Later on Lewis parallels the love of God and man between that of a man and a dog to show the differences in perception of love in the 2 ...

Great merit lies in the fact that the association of man and dog is primarily for the man's sake: he takes the dog that he may love it, not that is may love him, and that is may serve him, not that he may serve it. Yet at the same time, the dog's interest are not sacrificed to the man's. The one end (that he may love it) cannot be fully attained unless it also, in its fashion, loves him, nor can it serve him unless he, in a different fashion, serves it. Not just because the dog is by human standards one of the 'best' of irrational creatures, and a proper object for a man to love- of course, with that degree and kind of love which is proper to such an object, and not with silly anthropomorphic exaggerations- man interferes with the dog and makes it more lovable than it was in mere nature. In its state of nature it has a smell, and habits, which frustrate man's love: he washes it, house-trains it, teaches it not to steal, and is so enabled to love it completely. To the puppy the whole proceeding would seem, it it were a theologian, to cast grave doubts on the 'goodness' of man: but the full-grown and full-trained dog, larger, healthier, and longer-lived than the wild dog, and admitted, as it were by Grace, to a whole world of affections, loyalties, interests, and comforts entirely beyond its animal destiny, would have no such doubts. It will be noted that the man (I am speaking throughout the good man) takes all these pains with the dog, and gives all these pains to the dog, only it is an animal high in the scale- because it is so nearly lovably that it is worth his while to make it fully lovable. He does not house-train the earwig or give baths to centipedes. We may wish, indeed, that we were of so little account to God that He left us alone to follow our natural impulses- that he would give over trying to train us into something so unlike our natural selves; but once again, we are asking not for more love, but less love.

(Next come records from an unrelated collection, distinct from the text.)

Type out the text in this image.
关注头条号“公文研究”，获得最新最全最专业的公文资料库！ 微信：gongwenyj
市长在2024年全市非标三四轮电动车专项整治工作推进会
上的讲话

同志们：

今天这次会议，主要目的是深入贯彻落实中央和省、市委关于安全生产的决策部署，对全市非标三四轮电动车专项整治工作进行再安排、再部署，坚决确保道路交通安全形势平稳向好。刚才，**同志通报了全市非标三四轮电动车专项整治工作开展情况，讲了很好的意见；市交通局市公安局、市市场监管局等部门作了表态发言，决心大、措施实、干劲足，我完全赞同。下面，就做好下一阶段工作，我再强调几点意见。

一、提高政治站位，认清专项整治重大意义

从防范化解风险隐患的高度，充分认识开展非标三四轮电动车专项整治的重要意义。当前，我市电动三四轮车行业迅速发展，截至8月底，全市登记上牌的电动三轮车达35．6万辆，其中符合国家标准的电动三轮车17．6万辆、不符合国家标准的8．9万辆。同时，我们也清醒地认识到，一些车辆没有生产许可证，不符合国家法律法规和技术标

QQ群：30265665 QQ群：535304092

When Christianity says that God loves man, it means that God loves man: not that He has some 'disinterested' because really indifferent, concern for our welfare, but that, in awful and surprising truth, we are objects of His love. You asked for a loving God: you have one. God's love, far from being caused by goodness IN the object, causes all goodness which the object has, loving it first into existence and then into real, though derivative, lovability. God is goodness. He can give good, but cannot need or get it. In that sense all His love is, as it were, bottomlessly selfless by very definition; it has everything to give and nothing to receive. Hence, if God sometimes speaks as though the Impassible could suffer passion, and eternal fullness could be in want, and in want of those beings on whom it bestows all from their bare existence upwards, can this mean only, if it means anything intelligible BY us, that God of mere miracle has made Himself able so to hunger and created IN Himself that which we can satisfy. If he requires us, the requirement is of His own choosing."

-C.S. Lewis

1 comment:

  1. Ouch, so true, I too am guilty of the desire of God whose main concern for me is that I am having a fun time! Thanks, Seth.